I have a very large table, millions of rows, with many columns, amongst them, Service, Start, and End. Service is a name, Start and End indicate outage times.
The table looks something like:
Service | Start | End
LAN | 1/1 12:00 | 3/1 12:00
LAN | 2/1 14:00 | 3/1 14:00
WAN | 5/1 10:00 | 7/1 08:00
WAN | 6/1 08:00 | 7/1 10:00
The aim is to create an aggregate table listing Service, date and outage length, something like:
Service | Date | Outage length
LAN | 1/1 | 12 h
LAN | 2/1 | 24 h
LAN | 3/1 | 14 h
WAN | 5/1 | 14 h
WAN | 6/1 | 24 h
WAN | 7/1 | 10 h
My workflow is as follows:
Step 1. To calculate overlapping times I have used this Stack Overflow solution. It works fine.
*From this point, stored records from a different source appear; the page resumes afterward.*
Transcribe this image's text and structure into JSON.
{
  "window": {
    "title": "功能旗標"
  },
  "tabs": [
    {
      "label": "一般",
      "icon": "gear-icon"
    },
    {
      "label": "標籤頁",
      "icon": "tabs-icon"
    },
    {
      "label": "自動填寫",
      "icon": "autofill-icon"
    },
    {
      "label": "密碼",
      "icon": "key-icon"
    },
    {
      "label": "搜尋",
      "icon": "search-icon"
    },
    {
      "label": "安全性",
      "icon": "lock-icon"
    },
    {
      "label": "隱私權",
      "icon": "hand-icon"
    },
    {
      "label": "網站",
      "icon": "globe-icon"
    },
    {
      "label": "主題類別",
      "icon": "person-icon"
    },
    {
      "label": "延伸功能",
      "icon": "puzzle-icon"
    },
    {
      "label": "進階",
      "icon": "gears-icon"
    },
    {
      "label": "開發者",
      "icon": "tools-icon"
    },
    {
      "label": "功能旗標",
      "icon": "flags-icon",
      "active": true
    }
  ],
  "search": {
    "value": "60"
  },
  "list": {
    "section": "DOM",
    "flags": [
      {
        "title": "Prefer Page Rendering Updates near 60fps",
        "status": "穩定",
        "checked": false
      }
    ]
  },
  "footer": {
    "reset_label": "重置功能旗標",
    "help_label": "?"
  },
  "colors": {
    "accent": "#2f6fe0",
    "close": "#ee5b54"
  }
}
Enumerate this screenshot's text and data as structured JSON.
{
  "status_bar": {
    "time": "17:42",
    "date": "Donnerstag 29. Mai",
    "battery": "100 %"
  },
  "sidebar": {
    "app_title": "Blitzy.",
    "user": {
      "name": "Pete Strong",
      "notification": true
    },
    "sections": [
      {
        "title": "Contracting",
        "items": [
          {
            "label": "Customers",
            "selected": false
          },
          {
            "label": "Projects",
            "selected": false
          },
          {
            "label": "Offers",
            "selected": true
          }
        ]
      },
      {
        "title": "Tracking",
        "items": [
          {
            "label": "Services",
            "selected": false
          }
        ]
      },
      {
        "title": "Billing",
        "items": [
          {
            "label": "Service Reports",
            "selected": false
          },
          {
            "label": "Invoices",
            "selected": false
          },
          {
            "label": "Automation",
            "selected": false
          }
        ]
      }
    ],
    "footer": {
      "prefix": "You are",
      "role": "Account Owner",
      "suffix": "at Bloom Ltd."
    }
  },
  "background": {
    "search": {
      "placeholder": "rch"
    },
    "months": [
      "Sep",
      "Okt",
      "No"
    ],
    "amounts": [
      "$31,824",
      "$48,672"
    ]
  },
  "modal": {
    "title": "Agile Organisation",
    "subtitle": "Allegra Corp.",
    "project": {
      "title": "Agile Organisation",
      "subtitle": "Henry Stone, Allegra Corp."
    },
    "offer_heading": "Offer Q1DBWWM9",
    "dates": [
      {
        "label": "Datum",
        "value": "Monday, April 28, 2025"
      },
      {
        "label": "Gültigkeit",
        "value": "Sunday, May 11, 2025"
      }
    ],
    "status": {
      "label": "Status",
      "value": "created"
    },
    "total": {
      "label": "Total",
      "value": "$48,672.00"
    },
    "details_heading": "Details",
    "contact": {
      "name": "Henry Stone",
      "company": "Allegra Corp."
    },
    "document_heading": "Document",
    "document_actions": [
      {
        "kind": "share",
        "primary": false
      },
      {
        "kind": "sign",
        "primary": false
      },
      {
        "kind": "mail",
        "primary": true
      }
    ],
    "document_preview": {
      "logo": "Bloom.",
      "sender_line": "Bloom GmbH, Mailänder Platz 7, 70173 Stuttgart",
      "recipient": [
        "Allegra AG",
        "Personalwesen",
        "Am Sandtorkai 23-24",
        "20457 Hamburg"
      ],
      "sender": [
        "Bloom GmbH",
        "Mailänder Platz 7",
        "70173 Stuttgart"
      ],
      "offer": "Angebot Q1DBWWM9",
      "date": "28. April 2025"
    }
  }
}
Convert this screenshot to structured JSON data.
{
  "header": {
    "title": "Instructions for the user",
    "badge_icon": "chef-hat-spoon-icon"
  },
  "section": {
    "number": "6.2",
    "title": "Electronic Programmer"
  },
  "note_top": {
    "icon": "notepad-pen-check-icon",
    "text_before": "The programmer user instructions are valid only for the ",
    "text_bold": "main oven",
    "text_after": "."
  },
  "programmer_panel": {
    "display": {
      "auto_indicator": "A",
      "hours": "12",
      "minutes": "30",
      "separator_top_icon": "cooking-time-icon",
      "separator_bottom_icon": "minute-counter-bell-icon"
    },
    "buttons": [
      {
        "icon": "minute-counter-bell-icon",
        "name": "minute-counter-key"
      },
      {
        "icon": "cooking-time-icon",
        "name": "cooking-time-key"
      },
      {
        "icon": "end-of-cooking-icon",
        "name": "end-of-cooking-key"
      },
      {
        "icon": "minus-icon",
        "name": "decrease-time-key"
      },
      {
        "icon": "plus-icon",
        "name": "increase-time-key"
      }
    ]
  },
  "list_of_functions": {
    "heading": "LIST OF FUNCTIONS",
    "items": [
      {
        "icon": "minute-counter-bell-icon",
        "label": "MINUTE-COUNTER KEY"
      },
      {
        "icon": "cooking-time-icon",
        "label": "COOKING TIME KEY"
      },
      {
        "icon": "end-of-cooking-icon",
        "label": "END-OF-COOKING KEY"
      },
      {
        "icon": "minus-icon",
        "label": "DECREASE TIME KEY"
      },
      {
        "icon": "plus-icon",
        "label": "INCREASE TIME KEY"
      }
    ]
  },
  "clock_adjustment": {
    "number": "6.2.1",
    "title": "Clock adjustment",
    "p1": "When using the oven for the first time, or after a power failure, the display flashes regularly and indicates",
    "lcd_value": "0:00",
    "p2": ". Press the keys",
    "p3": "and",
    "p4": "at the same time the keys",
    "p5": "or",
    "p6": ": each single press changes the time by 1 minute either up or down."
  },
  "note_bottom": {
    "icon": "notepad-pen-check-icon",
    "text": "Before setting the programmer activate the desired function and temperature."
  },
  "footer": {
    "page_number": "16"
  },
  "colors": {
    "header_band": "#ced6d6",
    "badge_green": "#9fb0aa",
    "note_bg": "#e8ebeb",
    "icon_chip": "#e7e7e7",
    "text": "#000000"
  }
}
Based on my input table, the output looks like:
Service | Start | End
LAN | 1/1 12:00 | 3/1 14:00
WAN | 5/1 10:00 | 6/1 10:00
Step 2. I've added a Date column, and a calculated Outage column to get the final result.
It works, big thanks to @horseyride for the original solution, but is it very slow and takes forever to run. I realised that there are a lot of records but I'm willing to bet that there is a better workflow algorithm which could speed up the process dramatically.